What prompted this ramble was a bookbuying expedition. I stood in the amorphous queue (the one with no people in but the spot at which one of the sellers was looking at the time) clutching my tome to my chest. I do not just buy. I plan, forage, identify, continue to forage, identify more, compare, contemplate and usually decide I don't need said item after all, because homeless children wander my street without such things.

Buying tomes is clearly a big event for me. (Pun...)

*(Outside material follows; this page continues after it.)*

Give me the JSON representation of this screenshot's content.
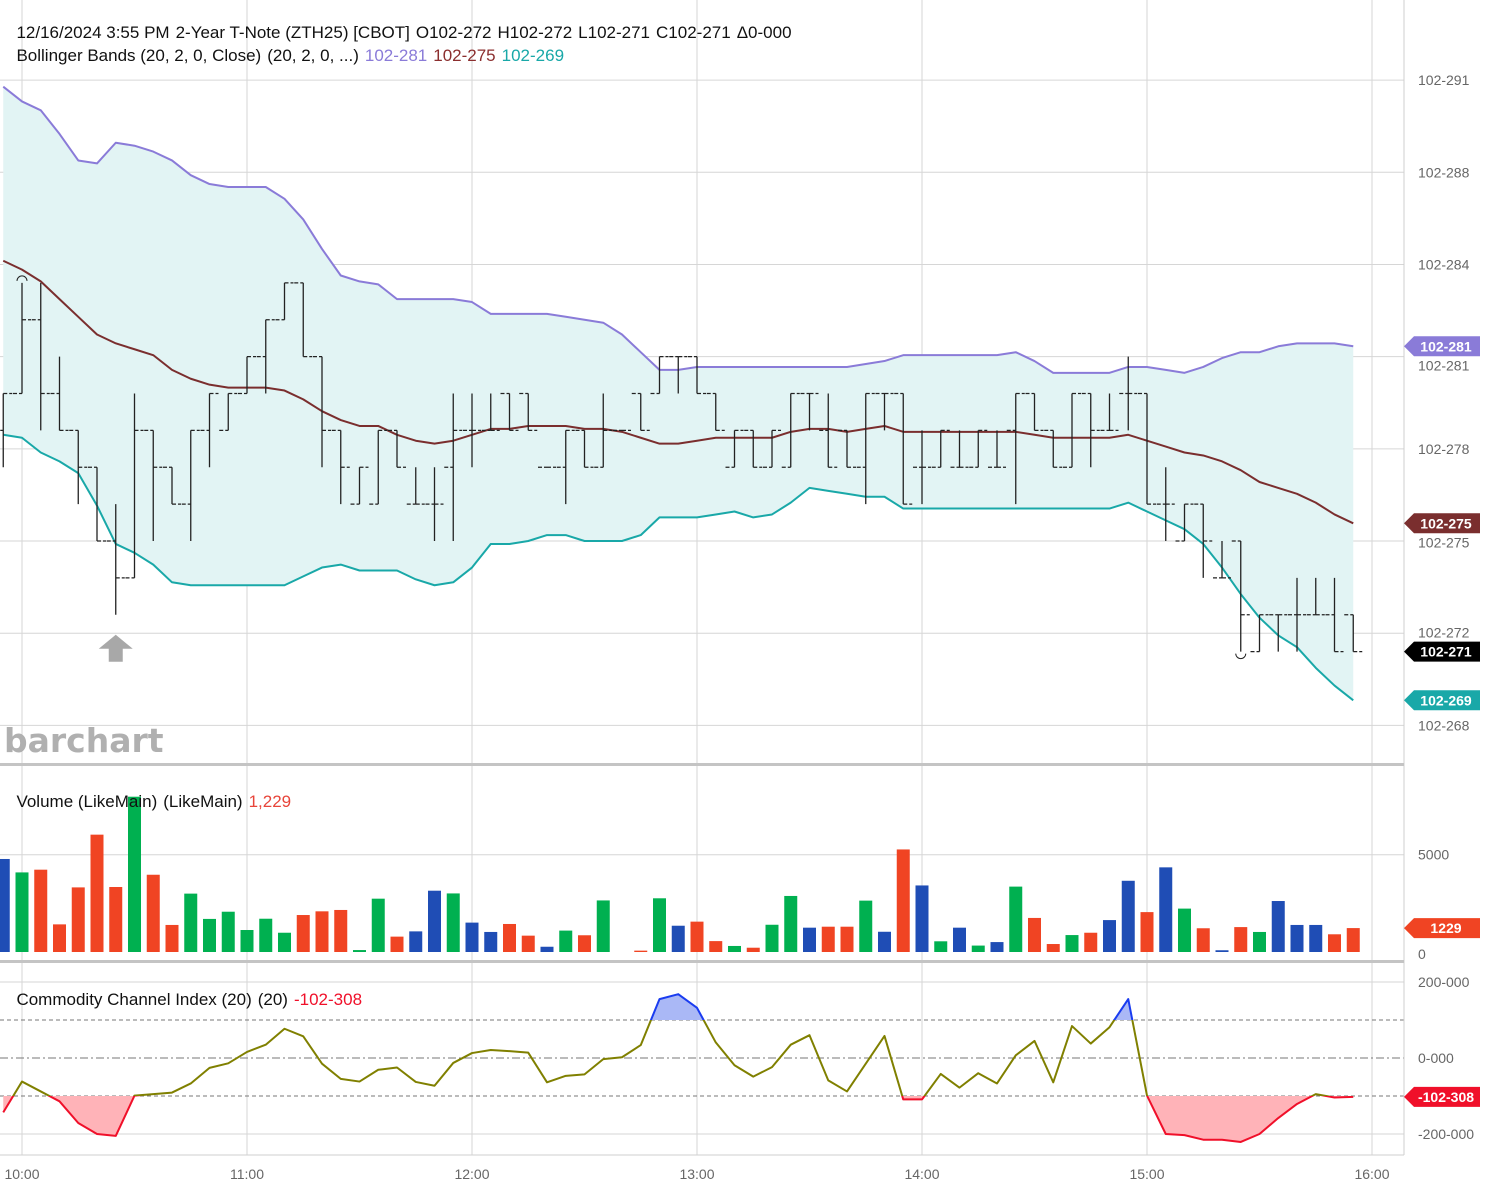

This seller continued to look at the spot in which I was standing and perspiring with some vague idea that a security guard would stop me and tell me to stop being frivolous. One second, two seconds, three... The snotty-nosed boy then looked at me, arched his eyebrow above his glasses and put the book he had been reading on the counter. He turned and walked away.

Another girl rushed up to the next counter and beckoned me on. She kept looking at his back, not reprovingly, but adoringly, probably because he is a Philosophy major and speaks Latin or ancient Greek or something. So I got my tome and she served a customer without once looking at her (an achievement) and he is still a prat.

There's no great revelation here, if that's what you're looking for. Just a woman musing out loud (musing out binary silence... screen buzzing... key tapping...?) and concluding: that most social interactions - brief and anonymous, or enduring and intimate - are battlefields; that at different times we fill different roles - prat, admirer, tome-buyer; and that maybe the roles you fill or have filled, shift in hindsight.

And maybe I just lost my touch with the grand-sounding ending - The Point you love so much. Bear with me. I'm sure I'll be able to dredge it up again.